BAHIA |
O PAÍS
DO
CARNAVAL
Episódio Nº 11
Pedro Ticiano contava
então sessenta e quatro anos. Velho trabalhador da imprensa, estava na última
fase da sua vida, à margem do jornalismo, onde fizera nome.
Toda a sua existência
resumira-se em fazer frases de espírito e desagradar ao bom senso.
No Rio de Janeiro
tornou-se conhecido pelos seus epigramas e pelo seu espírito sarcástico.
Panfletário de pulso, chegara a ter um grande lugar no jornalismo da Metrópole.
Um dia deram-lhe um bom
emprego na província.
Na Bahia, que noutros
tempos fora chamada de Atenas Brasileira, florescia nesse tempo a mais completa
estupidez.
Pedro Ticiano resolveu
fazer, na “boa terra” a campanha pró inteligência. Começou a atacar o
mulatismo. Desassombrado, ficou sendo o terror dos estudantes que se fazem
poetas e dos camelos que fazem os artigos de fundo dos jornais baianos.
Porque na Bahia, boa
cidade de Todos os Santos e em particular do Senhor do Bonfim, todo o mundo é
intelectual. O bacharel é, por força escritor, o médico que escreve um trabalho
sobre sifilis passa a ser chamado de poeta e os juízes dão valiosas opiniões
literárias, das quais ninguém tem coragem de discordar.

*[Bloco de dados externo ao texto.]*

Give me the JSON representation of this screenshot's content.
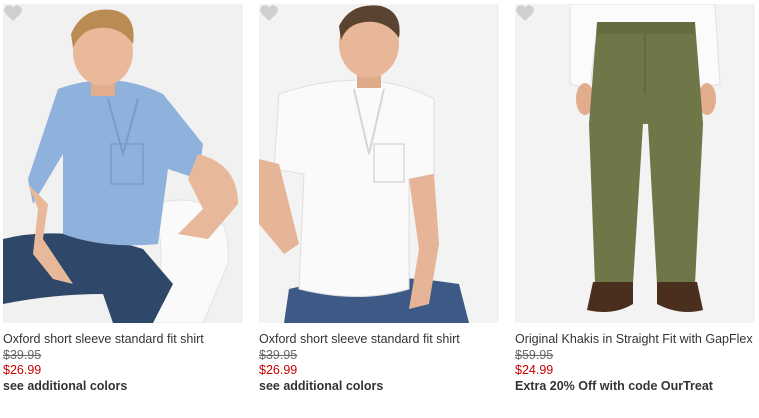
{
  "products": [
    {
      "name": "Oxford short sleeve standard fit shirt",
      "original_price": "$39.95",
      "sale_price": "$26.99",
      "additional_colors_link": "see additional colors",
      "favorite_icon": "heart-icon",
      "image": "man-in-blue-oxford-shirt"
    },
    {
      "name": "Oxford short sleeve standard fit shirt",
      "original_price": "$39.95",
      "sale_price": "$26.99",
      "additional_colors_link": "see additional colors",
      "favorite_icon": "heart-icon",
      "image": "man-in-white-oxford-shirt"
    },
    {
      "name": "Original Khakis in Straight Fit with GapFlex",
      "original_price": "$59.95",
      "sale_price": "$24.99",
      "promo": "Extra 20% Off with code OurTreat",
      "favorite_icon": "heart-icon",
      "image": "olive-khaki-pants"
    }
  ],
  "colors": {
    "sale_price": "#cc0000",
    "text": "#333333",
    "heart": "#cfcfcf",
    "photo_bg": "#efefef"
  }
}
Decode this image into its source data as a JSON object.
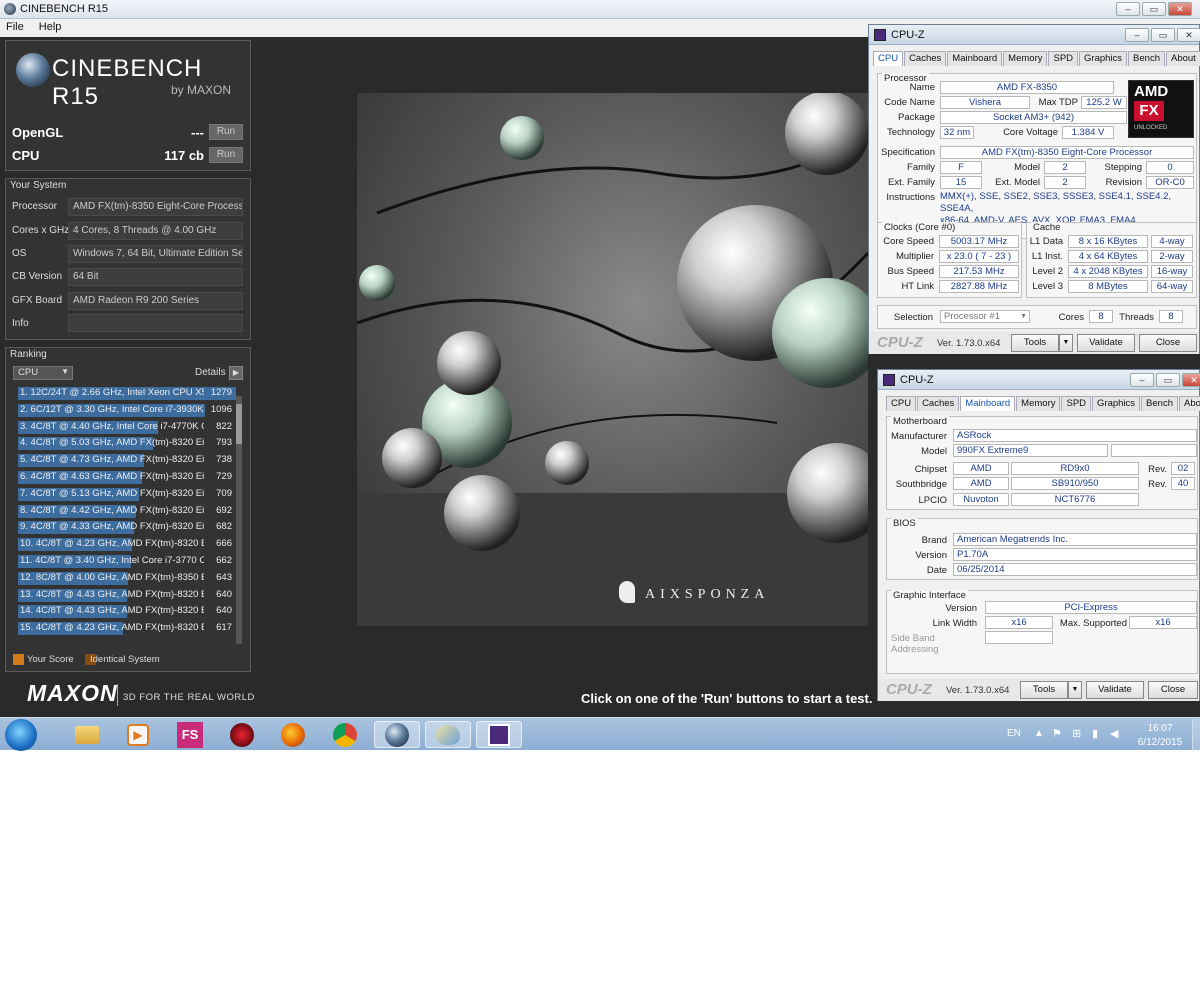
{
  "cinebench": {
    "title": "CINEBENCH R15",
    "menu": [
      "File",
      "Help"
    ],
    "logo_main": "CINEBENCH R15",
    "logo_sub": "by MAXON",
    "opengl_label": "OpenGL",
    "opengl_value": "---",
    "cpu_label": "CPU",
    "cpu_value": "117 cb",
    "run_label": "Run",
    "system_title": "Your System",
    "system": [
      {
        "label": "Processor",
        "value": "AMD FX(tm)-8350 Eight-Core Processor"
      },
      {
        "label": "Cores x GHz",
        "value": "4 Cores, 8 Threads @ 4.00 GHz"
      },
      {
        "label": "OS",
        "value": "Windows 7, 64 Bit, Ultimate Edition Ser"
      },
      {
        "label": "CB Version",
        "value": "64 Bit"
      },
      {
        "label": "GFX Board",
        "value": "AMD Radeon R9 200 Series"
      },
      {
        "label": "Info",
        "value": ""
      }
    ],
    "ranking_title": "Ranking",
    "ranking_dropdown": "CPU",
    "details_label": "Details",
    "ranking_max": 1279,
    "ranking": [
      {
        "text": "1. 12C/24T @ 2.66 GHz, Intel Xeon CPU X56",
        "score": 1279
      },
      {
        "text": "2. 6C/12T @ 3.30 GHz,  Intel Core i7-3930K",
        "score": 1096
      },
      {
        "text": "3. 4C/8T @ 4.40 GHz, Intel Core i7-4770K CP",
        "score": 822
      },
      {
        "text": "4. 4C/8T @ 5.03 GHz, AMD FX(tm)-8320 Eigh",
        "score": 793
      },
      {
        "text": "5. 4C/8T @ 4.73 GHz, AMD FX(tm)-8320 Eigh",
        "score": 738
      },
      {
        "text": "6. 4C/8T @ 4.63 GHz, AMD FX(tm)-8320 Eigh",
        "score": 729
      },
      {
        "text": "7. 4C/8T @ 5.13 GHz, AMD FX(tm)-8320 Eigh",
        "score": 709
      },
      {
        "text": "8. 4C/8T @ 4.42 GHz, AMD FX(tm)-8320 Eigh",
        "score": 692
      },
      {
        "text": "9. 4C/8T @ 4.33 GHz, AMD FX(tm)-8320 Eigh",
        "score": 682
      },
      {
        "text": "10. 4C/8T @ 4.23 GHz, AMD FX(tm)-8320 Eig",
        "score": 666
      },
      {
        "text": "11. 4C/8T @ 3.40 GHz,  Intel Core i7-3770 CF",
        "score": 662
      },
      {
        "text": "12. 8C/8T @ 4.00 GHz, AMD FX(tm)-8350 Eig",
        "score": 643
      },
      {
        "text": "13. 4C/8T @ 4.43 GHz, AMD FX(tm)-8320 Eig",
        "score": 640
      },
      {
        "text": "14. 4C/8T @ 4.43 GHz, AMD FX(tm)-8320 Eig",
        "score": 640
      },
      {
        "text": "15. 4C/8T @ 4.23 GHz, AMD FX(tm)-8320 Eig",
        "score": 617
      }
    ],
    "legend_your": "Your Score",
    "legend_identical": "Identical System",
    "maxon_logo": "MAXON",
    "maxon_tagline": "3D FOR THE REAL WORLD",
    "render_watermark": "AIXSPONZA",
    "status": "Click on one of the 'Run' buttons to start a test."
  },
  "cpuz_cpu": {
    "title": "CPU-Z",
    "tabs": [
      "CPU",
      "Caches",
      "Mainboard",
      "Memory",
      "SPD",
      "Graphics",
      "Bench",
      "About"
    ],
    "processor_group": "Processor",
    "name_label": "Name",
    "name": "AMD FX-8350",
    "codename_label": "Code Name",
    "codename": "Vishera",
    "maxtdp_label": "Max TDP",
    "maxtdp": "125.2 W",
    "package_label": "Package",
    "package": "Socket AM3+ (942)",
    "technology_label": "Technology",
    "technology": "32 nm",
    "corevoltage_label": "Core Voltage",
    "corevoltage": "1.384 V",
    "specification_label": "Specification",
    "specification": "AMD FX(tm)-8350 Eight-Core Processor",
    "family_label": "Family",
    "family": "F",
    "model_label": "Model",
    "model": "2",
    "stepping_label": "Stepping",
    "stepping": "0",
    "extfamily_label": "Ext. Family",
    "extfamily": "15",
    "extmodel_label": "Ext. Model",
    "extmodel": "2",
    "revision_label": "Revision",
    "revision": "OR-C0",
    "instructions_label": "Instructions",
    "instructions_1": "MMX(+), SSE, SSE2, SSE3, SSSE3, SSE4.1, SSE4.2, SSE4A,",
    "instructions_2": "x86-64, AMD-V, AES, AVX, XOP, FMA3, FMA4",
    "amd_logo_top": "AMD",
    "amd_logo_fx": "FX",
    "amd_logo_sub": "UNLOCKED",
    "clocks_group": "Clocks (Core #0)",
    "corespeed_label": "Core Speed",
    "corespeed": "5003.17 MHz",
    "multiplier_label": "Multiplier",
    "multiplier": "x 23.0 ( 7 - 23 )",
    "busspeed_label": "Bus Speed",
    "busspeed": "217.53 MHz",
    "htlink_label": "HT Link",
    "htlink": "2827.88 MHz",
    "cache_group": "Cache",
    "l1data_label": "L1 Data",
    "l1data": "8 x 16 KBytes",
    "l1data_way": "4-way",
    "l1inst_label": "L1 Inst.",
    "l1inst": "4 x 64 KBytes",
    "l1inst_way": "2-way",
    "l2_label": "Level 2",
    "l2": "4 x 2048 KBytes",
    "l2_way": "16-way",
    "l3_label": "Level 3",
    "l3": "8 MBytes",
    "l3_way": "64-way",
    "selection_label": "Selection",
    "selection": "Processor #1",
    "cores_label": "Cores",
    "cores": "8",
    "threads_label": "Threads",
    "threads": "8",
    "brand": "CPU-Z",
    "version": "Ver. 1.73.0.x64",
    "tools": "Tools",
    "validate": "Validate",
    "close": "Close"
  },
  "cpuz_mb": {
    "title": "CPU-Z",
    "tabs": [
      "CPU",
      "Caches",
      "Mainboard",
      "Memory",
      "SPD",
      "Graphics",
      "Bench",
      "About"
    ],
    "motherboard_group": "Motherboard",
    "manufacturer_label": "Manufacturer",
    "manufacturer": "ASRock",
    "model_label": "Model",
    "model": "990FX Extreme9",
    "chipset_label": "Chipset",
    "chipset_vendor": "AMD",
    "chipset": "RD9x0",
    "chipset_rev_label": "Rev.",
    "chipset_rev": "02",
    "southbridge_label": "Southbridge",
    "sb_vendor": "AMD",
    "sb": "SB910/950",
    "sb_rev_label": "Rev.",
    "sb_rev": "40",
    "lpcio_label": "LPCIO",
    "lpcio_vendor": "Nuvoton",
    "lpcio": "NCT6776",
    "bios_group": "BIOS",
    "brand_label": "Brand",
    "bios_brand": "American Megatrends Inc.",
    "version_label": "Version",
    "bios_version": "P1.70A",
    "date_label": "Date",
    "bios_date": "06/25/2014",
    "gi_group": "Graphic Interface",
    "gi_version_label": "Version",
    "gi_version": "PCI-Express",
    "linkwidth_label": "Link Width",
    "linkwidth": "x16",
    "maxsupported_label": "Max. Supported",
    "maxsupported": "x16",
    "sideband_label": "Side Band Addressing",
    "brand": "CPU-Z",
    "version": "Ver. 1.73.0.x64",
    "tools": "Tools",
    "validate": "Validate",
    "close": "Close"
  },
  "taskbar": {
    "lang": "EN",
    "time": "16:07",
    "date": "6/12/2015",
    "fs_label": "FS"
  }
}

Pedro Ticiano dizia que na
Bahia, se não publicava maus versos em revistas elegantes, tinha com certeza
algumas trovas rabiscadas no fundo da gaveta.
Começaram a odiar Ticiano.
Foram-lhe fechando aos poucos a imprensa. Certa vez que escrevera violento
artigo contra um mulato político em evidência foi demitido do emprego. Não
podia mais voltar ao Rio. E ficou então na Bahia, pobre, tendo como prémio de
uma grande vida o ódio de todos os mestiços baianos que escreviam.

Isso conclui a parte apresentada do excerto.